A efetividade da cláusula compromissória, contudo, não seria atingida, ou, ao menos, restaria extremamente vulnerada, sem o comando contido no art. 8º da Lei.
Em outras palavras, a autonomia da cláusula e a competência-competência atuam como verdadeiras blindagens jurídicas àqueles que buscam se afastar da obrigação assumida de submeter as controvérsias ao juízo arbitral.
E foi justamente para coibir essa prática, contrária ao direito, que nasceram os princípios da autonomia e da competência-competência.
No passado, não raro, ocorriam casos em que a parte, para se afastar do compromisso assumido de resolver as disputas por arbitragem, alegava, como fundamento da própria controvérsia, a nulidade do contrato (ou mesmo do convênio de arbitragem), de modo a viciar seu conteúdo e, dessa forma, obstruir os efeitos da cláusula compromissória.
Sua gênese nasce da criatividade dos advogados estrangeiros, no sentido de legalizar o incumprimento contratual.
Veja a doutrina comparada:
“Antes do deu reconhecimento [princípio da autonomia] na lei de arbitragem, uma parte com intenção em procrastinar o dia do ajuste de contas se oporia à arbitragem alegando que o contrato principal era nulo – usualmente, por razões de ordem pública.

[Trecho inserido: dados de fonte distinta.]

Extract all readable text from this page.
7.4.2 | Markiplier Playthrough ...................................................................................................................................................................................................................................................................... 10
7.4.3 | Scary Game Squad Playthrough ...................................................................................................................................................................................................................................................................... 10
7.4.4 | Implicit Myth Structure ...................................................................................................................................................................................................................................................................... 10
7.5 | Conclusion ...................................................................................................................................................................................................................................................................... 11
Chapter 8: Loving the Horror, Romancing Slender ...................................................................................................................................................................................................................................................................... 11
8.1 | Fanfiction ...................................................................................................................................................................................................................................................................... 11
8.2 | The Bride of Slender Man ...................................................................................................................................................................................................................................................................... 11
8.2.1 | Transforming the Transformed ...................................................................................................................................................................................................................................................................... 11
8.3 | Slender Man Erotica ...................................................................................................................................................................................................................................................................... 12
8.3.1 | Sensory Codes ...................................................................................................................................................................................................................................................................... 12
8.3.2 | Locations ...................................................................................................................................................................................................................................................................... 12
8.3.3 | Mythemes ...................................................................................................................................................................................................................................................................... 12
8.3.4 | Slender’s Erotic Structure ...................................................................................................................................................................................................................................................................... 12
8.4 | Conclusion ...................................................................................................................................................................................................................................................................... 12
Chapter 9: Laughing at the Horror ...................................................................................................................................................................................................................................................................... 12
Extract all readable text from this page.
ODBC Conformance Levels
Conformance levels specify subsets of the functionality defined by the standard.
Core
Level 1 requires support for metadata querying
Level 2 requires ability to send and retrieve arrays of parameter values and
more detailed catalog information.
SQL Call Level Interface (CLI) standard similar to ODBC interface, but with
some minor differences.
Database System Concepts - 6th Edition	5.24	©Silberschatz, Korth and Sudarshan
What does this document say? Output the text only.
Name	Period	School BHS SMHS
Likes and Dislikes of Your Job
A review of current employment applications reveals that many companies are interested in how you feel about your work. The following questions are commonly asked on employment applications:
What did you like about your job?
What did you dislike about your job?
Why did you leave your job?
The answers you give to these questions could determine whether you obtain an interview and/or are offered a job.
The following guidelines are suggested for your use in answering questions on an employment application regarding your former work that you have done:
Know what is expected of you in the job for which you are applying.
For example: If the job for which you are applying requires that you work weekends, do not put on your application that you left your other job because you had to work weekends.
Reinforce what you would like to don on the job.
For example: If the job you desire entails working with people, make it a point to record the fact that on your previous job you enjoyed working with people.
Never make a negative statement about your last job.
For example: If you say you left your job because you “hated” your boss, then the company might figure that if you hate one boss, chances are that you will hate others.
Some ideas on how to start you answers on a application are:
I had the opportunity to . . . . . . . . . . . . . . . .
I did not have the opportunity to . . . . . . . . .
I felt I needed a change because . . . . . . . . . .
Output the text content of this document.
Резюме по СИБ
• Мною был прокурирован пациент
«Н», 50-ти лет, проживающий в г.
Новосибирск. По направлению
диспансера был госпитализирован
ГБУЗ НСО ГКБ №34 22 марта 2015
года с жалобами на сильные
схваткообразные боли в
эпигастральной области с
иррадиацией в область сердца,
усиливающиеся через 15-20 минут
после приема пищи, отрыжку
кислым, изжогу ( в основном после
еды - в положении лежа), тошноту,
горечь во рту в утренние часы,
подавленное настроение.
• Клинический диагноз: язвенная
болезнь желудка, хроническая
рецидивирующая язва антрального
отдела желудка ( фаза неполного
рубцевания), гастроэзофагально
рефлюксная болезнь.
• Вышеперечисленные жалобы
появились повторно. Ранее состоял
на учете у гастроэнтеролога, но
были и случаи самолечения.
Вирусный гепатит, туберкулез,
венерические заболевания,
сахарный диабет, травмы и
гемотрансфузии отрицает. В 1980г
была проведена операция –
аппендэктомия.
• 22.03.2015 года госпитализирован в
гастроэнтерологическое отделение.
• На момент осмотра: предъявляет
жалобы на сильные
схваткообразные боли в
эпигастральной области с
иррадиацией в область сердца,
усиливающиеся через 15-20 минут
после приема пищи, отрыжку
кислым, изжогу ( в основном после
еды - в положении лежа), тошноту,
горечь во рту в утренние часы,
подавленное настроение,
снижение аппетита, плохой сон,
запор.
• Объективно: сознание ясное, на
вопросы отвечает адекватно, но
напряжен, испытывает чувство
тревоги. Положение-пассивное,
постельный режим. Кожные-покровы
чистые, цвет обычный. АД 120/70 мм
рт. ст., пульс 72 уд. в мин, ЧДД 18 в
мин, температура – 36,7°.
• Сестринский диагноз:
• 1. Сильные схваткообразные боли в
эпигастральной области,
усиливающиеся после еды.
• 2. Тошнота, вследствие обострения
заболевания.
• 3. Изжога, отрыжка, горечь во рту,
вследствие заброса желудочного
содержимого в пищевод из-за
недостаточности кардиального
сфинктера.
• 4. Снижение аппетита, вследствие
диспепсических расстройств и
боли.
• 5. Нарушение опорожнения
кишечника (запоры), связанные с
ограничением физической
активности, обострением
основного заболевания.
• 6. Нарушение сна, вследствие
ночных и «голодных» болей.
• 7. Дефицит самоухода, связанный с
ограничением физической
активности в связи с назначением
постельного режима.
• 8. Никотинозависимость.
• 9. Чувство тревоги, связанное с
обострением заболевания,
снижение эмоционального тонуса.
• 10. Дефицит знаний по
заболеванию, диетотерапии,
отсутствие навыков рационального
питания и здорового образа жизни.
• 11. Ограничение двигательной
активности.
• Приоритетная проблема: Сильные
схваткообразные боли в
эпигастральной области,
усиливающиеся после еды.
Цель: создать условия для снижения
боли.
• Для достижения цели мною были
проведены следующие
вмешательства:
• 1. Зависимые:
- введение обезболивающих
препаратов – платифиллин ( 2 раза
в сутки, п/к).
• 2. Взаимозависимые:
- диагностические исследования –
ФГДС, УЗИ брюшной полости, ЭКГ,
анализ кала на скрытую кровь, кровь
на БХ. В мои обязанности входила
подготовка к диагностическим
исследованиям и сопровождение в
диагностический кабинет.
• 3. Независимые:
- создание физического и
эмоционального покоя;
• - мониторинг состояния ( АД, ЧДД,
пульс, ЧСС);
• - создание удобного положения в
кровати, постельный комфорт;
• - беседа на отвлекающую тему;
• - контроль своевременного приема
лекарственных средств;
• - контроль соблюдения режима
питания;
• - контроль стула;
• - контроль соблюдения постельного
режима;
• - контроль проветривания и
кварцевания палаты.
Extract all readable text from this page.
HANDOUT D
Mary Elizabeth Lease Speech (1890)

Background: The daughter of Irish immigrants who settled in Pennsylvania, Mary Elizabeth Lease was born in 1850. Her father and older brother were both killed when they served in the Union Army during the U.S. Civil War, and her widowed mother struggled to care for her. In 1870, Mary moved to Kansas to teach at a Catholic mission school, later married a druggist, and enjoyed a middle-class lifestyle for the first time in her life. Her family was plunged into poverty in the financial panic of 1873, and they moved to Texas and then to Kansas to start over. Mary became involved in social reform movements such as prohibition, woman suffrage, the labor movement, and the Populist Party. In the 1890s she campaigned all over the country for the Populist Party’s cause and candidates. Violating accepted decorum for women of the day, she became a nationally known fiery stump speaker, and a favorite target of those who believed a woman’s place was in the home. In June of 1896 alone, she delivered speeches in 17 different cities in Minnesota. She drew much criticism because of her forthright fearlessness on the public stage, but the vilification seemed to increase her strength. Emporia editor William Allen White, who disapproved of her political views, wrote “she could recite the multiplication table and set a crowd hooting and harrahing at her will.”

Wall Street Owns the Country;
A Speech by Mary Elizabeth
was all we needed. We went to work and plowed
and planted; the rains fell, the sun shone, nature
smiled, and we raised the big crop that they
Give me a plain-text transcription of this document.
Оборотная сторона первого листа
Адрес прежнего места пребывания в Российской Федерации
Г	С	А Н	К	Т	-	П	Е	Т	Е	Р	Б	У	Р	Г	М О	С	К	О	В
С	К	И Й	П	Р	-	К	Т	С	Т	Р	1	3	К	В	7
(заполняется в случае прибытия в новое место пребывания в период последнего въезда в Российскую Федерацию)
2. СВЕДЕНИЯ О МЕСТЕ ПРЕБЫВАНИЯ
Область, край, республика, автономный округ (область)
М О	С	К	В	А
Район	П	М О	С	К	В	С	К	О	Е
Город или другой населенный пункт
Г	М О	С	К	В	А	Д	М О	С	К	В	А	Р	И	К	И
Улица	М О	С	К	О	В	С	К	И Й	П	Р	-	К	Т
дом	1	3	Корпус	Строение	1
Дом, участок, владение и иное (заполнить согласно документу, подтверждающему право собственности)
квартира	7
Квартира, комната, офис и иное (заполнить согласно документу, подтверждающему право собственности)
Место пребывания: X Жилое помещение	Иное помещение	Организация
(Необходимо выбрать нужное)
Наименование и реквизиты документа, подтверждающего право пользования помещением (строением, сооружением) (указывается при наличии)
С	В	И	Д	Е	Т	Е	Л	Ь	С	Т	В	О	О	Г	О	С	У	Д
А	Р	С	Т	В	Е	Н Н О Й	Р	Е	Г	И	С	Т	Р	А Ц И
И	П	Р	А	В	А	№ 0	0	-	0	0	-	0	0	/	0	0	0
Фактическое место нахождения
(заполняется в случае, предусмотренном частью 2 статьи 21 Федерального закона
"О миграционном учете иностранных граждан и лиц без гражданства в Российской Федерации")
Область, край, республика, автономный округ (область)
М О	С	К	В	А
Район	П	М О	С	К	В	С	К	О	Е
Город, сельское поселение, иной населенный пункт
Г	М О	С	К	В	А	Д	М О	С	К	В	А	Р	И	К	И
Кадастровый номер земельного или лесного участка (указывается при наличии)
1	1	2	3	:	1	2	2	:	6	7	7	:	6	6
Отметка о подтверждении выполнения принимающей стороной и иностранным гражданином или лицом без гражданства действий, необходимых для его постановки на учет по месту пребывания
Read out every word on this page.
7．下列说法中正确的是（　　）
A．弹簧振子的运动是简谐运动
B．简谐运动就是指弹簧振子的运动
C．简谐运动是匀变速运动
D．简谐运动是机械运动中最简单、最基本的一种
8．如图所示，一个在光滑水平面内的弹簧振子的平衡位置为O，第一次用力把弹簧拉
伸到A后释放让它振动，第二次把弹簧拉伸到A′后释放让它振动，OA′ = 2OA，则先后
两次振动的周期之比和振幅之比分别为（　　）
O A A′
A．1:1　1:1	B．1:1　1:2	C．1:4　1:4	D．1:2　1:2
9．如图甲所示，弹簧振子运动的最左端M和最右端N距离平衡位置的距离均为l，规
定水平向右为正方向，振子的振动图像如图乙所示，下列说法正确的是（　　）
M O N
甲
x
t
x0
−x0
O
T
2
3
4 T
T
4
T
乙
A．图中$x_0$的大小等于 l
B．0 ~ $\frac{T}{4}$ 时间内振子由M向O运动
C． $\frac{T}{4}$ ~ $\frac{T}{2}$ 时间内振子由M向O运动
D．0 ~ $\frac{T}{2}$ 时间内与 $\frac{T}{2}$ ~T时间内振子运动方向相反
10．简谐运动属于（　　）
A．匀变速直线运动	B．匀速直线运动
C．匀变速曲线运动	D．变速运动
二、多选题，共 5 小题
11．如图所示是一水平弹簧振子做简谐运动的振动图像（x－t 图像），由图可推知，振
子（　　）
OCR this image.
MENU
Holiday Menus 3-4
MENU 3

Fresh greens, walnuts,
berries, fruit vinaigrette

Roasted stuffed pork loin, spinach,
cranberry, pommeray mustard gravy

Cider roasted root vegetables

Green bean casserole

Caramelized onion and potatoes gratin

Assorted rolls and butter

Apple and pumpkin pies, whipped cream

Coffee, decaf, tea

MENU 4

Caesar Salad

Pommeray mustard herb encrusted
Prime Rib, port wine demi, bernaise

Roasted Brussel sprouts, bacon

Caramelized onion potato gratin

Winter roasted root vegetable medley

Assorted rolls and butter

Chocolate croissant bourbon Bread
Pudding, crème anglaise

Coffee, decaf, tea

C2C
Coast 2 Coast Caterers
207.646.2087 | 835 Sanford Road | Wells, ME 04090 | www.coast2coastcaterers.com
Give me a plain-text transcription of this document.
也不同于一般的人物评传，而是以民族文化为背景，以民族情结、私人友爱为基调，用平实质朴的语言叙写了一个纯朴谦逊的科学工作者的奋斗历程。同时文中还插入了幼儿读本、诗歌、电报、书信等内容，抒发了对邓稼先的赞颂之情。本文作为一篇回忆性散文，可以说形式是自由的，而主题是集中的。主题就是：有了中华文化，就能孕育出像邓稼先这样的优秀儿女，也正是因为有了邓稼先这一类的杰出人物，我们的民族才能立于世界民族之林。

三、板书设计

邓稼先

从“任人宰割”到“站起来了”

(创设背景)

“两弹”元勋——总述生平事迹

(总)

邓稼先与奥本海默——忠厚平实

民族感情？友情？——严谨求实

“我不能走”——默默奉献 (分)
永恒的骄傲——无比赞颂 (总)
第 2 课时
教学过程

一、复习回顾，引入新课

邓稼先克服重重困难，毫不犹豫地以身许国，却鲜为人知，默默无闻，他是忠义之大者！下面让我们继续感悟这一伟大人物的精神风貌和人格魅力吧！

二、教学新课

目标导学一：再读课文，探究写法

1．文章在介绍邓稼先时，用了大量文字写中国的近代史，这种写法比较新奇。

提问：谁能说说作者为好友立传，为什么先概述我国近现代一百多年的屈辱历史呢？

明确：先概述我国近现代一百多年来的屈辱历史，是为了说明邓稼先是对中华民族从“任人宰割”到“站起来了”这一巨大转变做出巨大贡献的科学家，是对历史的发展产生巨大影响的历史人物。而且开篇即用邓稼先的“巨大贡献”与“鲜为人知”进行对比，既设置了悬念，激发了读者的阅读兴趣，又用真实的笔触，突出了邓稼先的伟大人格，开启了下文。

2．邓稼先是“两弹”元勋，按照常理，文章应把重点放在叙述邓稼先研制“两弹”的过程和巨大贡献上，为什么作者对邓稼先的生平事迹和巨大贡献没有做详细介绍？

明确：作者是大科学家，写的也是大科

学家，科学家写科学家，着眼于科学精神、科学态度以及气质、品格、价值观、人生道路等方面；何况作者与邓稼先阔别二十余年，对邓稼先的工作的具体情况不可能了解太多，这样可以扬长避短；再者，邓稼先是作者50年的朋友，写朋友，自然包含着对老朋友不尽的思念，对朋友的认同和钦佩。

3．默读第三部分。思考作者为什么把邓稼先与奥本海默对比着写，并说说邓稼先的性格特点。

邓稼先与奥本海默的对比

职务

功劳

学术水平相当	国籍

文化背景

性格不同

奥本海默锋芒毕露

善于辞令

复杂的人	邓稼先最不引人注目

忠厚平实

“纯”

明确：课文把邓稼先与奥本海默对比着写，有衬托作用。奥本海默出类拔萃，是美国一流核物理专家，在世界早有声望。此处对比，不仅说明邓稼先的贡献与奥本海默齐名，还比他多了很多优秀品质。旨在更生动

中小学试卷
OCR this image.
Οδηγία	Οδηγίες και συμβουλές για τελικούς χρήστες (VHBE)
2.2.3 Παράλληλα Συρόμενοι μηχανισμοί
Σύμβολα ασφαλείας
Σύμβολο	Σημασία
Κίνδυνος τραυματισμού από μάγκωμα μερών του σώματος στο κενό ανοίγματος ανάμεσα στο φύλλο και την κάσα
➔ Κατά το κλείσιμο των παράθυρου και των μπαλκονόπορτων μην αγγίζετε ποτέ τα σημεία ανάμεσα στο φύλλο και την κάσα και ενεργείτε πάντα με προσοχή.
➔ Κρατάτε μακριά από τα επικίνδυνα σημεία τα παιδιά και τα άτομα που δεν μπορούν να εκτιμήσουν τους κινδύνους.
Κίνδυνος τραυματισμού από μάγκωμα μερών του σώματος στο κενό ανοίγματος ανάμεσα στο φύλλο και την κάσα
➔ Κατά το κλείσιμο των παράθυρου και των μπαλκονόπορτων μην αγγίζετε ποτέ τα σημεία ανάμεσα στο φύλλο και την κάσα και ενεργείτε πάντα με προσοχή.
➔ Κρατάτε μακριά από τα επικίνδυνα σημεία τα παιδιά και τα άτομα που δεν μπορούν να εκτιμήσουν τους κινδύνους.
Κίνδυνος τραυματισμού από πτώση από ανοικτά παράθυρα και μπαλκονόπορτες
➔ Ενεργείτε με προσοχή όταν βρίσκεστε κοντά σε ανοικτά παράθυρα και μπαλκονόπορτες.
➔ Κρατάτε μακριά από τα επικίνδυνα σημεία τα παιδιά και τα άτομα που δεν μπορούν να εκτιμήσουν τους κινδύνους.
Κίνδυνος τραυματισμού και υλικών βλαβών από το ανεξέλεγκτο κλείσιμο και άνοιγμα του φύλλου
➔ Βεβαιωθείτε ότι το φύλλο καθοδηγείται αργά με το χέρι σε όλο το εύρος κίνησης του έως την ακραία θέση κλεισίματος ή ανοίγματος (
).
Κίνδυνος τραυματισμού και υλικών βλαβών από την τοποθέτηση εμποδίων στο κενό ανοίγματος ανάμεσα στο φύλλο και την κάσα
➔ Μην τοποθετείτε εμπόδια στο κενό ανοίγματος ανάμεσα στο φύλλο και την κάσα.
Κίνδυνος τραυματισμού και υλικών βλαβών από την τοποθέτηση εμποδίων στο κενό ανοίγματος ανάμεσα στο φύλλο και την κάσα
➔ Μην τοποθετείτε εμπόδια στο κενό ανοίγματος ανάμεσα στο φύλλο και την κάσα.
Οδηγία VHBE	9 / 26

Devido ao fato de que a convenção de arbitragem estava incluída no contrato principal, com a alegação de nulidade contratual geral, sustentava-se, prejudicada a cláusula de arbitragem. Em suma, as partes não estavam vinculadas à arbitragem pois o acordo era suspeito – era, supostamente, um contrato inválido. A mera alegação de invalidade do contrato principal dava às cortes judiciais jurisdição para decidir se um contrato de arbitragem válido existia. A intervenção judicial atrasava a arbitragem e impedia o acordado recurso à arbitragem. Tal prática, obviamente, produzia estratégias dilatatórias. A teoria da autonomia foi introduzida para opor essas estratégias dilatatórias.”3
Com a alegação de nulidade, invalidava-se o negócio jurídico como um todo, tornando sem efeito a cláusula compromissória, visto ser esta parte integrante do instrumento impugnado, ou seja, a simples alegação de nulidade, bastava para se afastar a imposição da arbitragem.
Diante desse artifício, surge o princípio da autonomia determinado a pôr fim a essa inadequada prática.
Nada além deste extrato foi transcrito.